Che è il momento di cambiare, nel mondo pubblicitario, lo ripeto ormai da molto tempo. Affinchè la pubblicità continui ad essere strumento utile e di supporto alle scelte di acquisto deve trasformarsi in relazione ai cambiamenti dei propri destinatari. Oggi i tempi sono maturi per farlo davvero. I tempi della reclamè “gridata”, del “compra e subito” devono lasciare spazio ad una comunicazione più pacata che, a mio avviso, paradossalmente non si deve prefiggere come unico e principale scopo quello di vendere una merce o un bene, ma di dar luce all’aspetto etico del brand, del prodotto, del servizio. Perchè a differenza di come ancora in troppi pensano, anche all’interno di agenzie e centri media, la vendita non è una necessaria relazione dello “spot”, ma di una serie di valori, regole, virtù del brand che fanno si che il consumatore (che brutta parola) scelga questo prodotto, questo marchio piuttosto che un altro. Il passaggio nelle parole non sembrerebbe poi cosi difficile. Mi accorgo però che questo “cambio di rotta” si stà pian piano attuandosi e sono sempre di più gli esempi di advertising che spostano il timone da una logica puramente di mercato ad una nuova e rinnovata visione emozionale della marca. Non è certo l’ultima arrivata, ma La campagna per la bellezza autentica di Dove racchiude sicuramente quanto appena detto. Si è cercato di coinvolgere le donne, mettendo in luce un loro problema, la visione distorta della bellezza. E’ una campagna che parte dal web, con il film Evolution pubblicato su Youtube, per poi diventare un vero e proprio manifesto pubblicato in più di 50 paesi in tutto il mondo. Si è voluto trasmettere il valore, l’etica appunto. E che qualcuno mi smentisca se non ne è valsa la pena, anche, se vogliamo dirla tutta alla fine, a livello di vendite e presenza sul mercato. Si potrebbero citare tante altre piccole iniziative che cavalcano la stessa onda, ma quella di Dove è stata la prima che ha iniziato a profanare quei canonici standard pubblicitari.

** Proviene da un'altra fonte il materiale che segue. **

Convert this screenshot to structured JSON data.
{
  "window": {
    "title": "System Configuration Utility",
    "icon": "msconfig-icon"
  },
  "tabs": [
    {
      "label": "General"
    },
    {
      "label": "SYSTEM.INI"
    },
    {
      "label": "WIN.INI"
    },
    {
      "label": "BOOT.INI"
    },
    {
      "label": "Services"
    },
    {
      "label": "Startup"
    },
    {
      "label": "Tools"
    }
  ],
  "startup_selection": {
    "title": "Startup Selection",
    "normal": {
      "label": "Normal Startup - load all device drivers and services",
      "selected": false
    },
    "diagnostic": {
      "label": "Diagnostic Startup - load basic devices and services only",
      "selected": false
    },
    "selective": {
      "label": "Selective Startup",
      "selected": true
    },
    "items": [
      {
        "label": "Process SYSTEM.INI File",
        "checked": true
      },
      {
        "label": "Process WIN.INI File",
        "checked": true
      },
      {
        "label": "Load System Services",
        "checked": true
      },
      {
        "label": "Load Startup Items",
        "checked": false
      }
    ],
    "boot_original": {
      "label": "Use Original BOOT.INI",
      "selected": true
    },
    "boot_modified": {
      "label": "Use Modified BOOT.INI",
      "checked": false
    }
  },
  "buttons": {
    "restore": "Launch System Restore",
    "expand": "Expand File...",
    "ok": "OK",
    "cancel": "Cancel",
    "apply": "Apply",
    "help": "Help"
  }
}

“E secondo te un brand che nasce nel 1957 come sapone liquido per piatti, può arrivare a lanciare addirittura un manifesto sulla bellezza autentica?” “Si, la rivoluzione è per tutti”.
ma va caca!!!
Ciao Mirko, mi sono imposto di non censurare commenti, ma potevi esprimerti in altro modo.
Comunque traduco per gli altri: “Mirko non condivide il post”.